The international access code for Austria is +43. Public telephone boxes can be used for direct dial calls within the country and overseas. Austria's mobile phone coverage is good, and internet cafes are widely available.
Local trains and buses leave regularly for Vienna. There is also a City Airport Train, which provides a fast and direct service to the centrally located City Air Terminal that is connected to the underground, bus and tram networks. Trains depart every 30 minutes and operate between 5.05am and 11.36pm.
Car hire companies include Avis, Hertz, Budget, Sixt and Thrifty.
There are taxis available in front of the Arrivals Hall. The taxi fare is metered and the drive takes around 30 minutes.
Terminals are adjacent and are walking distance from one another.

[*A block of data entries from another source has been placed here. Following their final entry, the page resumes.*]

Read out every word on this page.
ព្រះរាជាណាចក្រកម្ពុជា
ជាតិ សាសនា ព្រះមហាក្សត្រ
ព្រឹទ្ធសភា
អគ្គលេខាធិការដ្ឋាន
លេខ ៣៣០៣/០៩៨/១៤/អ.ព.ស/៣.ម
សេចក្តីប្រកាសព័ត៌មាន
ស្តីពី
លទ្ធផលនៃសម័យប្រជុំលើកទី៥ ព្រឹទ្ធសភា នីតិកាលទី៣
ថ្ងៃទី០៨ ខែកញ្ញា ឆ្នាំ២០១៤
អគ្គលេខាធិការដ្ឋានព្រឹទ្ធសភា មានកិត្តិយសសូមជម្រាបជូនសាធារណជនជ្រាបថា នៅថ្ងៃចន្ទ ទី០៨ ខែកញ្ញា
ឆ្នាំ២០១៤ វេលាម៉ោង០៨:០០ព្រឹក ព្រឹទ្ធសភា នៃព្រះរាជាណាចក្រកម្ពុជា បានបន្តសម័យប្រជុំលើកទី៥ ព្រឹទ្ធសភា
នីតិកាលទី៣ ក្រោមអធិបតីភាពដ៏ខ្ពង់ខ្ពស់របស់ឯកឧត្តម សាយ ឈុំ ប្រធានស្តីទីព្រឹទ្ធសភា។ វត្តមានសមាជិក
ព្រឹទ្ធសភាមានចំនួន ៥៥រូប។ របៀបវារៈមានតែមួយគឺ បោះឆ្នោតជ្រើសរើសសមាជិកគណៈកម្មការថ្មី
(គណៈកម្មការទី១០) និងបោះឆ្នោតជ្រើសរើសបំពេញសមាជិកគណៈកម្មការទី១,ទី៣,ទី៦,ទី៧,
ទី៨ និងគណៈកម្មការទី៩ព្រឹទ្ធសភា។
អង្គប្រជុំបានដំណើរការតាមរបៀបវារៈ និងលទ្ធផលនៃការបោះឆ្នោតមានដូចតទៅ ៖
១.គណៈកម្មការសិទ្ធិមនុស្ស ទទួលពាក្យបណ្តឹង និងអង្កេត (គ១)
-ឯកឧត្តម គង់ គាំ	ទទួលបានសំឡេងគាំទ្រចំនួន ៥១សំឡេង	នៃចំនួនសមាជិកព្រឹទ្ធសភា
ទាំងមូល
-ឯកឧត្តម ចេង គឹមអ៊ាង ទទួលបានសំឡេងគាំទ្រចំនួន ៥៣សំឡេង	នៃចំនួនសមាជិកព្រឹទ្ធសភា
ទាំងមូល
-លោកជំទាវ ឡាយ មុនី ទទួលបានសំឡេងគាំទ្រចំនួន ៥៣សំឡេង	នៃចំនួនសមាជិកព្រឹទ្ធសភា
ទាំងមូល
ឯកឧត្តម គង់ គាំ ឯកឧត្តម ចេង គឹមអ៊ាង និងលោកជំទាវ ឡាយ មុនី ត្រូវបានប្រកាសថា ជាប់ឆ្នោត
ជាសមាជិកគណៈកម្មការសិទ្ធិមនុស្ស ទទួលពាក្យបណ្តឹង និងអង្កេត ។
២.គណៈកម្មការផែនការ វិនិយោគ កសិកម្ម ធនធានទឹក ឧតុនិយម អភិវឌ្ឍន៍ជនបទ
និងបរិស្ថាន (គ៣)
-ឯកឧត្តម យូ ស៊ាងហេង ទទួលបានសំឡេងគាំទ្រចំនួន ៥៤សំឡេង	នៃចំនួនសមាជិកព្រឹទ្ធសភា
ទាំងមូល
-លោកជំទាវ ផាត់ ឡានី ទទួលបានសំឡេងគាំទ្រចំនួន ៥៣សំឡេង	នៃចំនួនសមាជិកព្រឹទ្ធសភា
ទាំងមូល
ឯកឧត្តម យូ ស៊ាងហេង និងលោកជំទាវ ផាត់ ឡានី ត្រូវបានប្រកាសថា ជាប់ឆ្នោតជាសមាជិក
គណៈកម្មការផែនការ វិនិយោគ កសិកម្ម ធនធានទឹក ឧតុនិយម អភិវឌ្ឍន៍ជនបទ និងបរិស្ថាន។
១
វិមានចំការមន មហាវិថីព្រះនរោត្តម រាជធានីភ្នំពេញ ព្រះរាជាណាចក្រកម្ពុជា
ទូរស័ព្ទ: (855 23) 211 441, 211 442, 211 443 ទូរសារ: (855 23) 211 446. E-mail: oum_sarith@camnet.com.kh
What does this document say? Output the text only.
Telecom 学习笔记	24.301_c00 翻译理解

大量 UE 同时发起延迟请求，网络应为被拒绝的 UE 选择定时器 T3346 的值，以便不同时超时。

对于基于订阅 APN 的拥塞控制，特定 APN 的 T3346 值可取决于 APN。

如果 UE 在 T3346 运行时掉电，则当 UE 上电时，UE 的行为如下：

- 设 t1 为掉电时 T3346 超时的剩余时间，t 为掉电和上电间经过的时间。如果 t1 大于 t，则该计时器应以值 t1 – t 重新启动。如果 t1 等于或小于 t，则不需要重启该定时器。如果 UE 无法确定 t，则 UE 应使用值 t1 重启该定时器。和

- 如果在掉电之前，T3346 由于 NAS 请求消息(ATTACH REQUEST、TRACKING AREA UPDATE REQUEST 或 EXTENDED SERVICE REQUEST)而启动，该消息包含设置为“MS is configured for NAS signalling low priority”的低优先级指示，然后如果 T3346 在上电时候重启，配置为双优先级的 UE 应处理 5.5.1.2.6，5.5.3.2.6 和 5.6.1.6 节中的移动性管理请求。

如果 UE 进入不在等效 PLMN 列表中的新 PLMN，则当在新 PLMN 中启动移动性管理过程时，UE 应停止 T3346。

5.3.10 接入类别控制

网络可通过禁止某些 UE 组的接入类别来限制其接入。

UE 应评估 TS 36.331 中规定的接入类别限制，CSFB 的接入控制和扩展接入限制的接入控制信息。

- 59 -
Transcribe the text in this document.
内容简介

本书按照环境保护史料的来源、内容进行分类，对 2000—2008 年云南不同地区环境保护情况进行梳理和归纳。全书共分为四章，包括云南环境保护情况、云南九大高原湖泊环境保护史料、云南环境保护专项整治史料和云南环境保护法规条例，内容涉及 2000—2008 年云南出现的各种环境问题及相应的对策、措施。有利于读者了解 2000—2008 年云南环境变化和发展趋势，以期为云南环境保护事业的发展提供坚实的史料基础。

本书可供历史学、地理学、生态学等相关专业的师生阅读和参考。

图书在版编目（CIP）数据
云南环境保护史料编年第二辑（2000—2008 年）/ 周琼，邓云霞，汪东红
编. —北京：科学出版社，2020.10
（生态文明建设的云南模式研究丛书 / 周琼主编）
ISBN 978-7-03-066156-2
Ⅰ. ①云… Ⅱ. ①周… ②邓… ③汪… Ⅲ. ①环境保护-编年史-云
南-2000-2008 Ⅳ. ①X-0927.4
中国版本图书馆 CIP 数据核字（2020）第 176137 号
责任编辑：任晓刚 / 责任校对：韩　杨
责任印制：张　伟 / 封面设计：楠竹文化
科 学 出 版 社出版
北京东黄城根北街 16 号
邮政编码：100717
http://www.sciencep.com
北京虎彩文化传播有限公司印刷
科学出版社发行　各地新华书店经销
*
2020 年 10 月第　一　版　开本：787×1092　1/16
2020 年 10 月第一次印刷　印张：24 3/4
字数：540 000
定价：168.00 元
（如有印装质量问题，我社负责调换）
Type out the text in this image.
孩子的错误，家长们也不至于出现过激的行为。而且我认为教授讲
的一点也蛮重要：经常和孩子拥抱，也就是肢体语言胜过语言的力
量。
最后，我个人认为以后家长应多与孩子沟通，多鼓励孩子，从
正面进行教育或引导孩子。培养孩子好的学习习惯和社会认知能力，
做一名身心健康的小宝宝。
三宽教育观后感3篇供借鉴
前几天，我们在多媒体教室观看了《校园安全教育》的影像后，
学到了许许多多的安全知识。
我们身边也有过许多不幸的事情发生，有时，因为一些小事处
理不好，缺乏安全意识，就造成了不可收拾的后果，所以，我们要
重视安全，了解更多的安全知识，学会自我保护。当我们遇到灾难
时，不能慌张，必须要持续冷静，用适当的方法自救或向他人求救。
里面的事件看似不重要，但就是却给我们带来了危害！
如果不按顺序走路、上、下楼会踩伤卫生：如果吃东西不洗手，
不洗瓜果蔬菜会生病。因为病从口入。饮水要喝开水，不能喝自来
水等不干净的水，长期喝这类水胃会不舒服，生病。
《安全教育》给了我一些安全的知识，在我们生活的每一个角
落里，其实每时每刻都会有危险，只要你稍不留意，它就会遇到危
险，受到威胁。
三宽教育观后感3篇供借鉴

There is also a shuttle service between gates B/C and F/G.
There are numerous shops, including duty-free, as well as various restaurants and bars in all terminals. Bureaux de change and banks are available. Other facilities include airline lounges, luggage storage, business centres, and a medical centre.
Vienna International Airport has two multi-storey car parks connected to the terminal via covered walkways. Parking fees range from €4.70 per hour to €36.40 for a day, with additional days at a cheaper rate. Rates do vary according to section. Park C, the long-term parking lot, is generally cheaper but is still within walking distance of the terminal building.
Wifi is freely accessible throughout the airport 24 hours a day.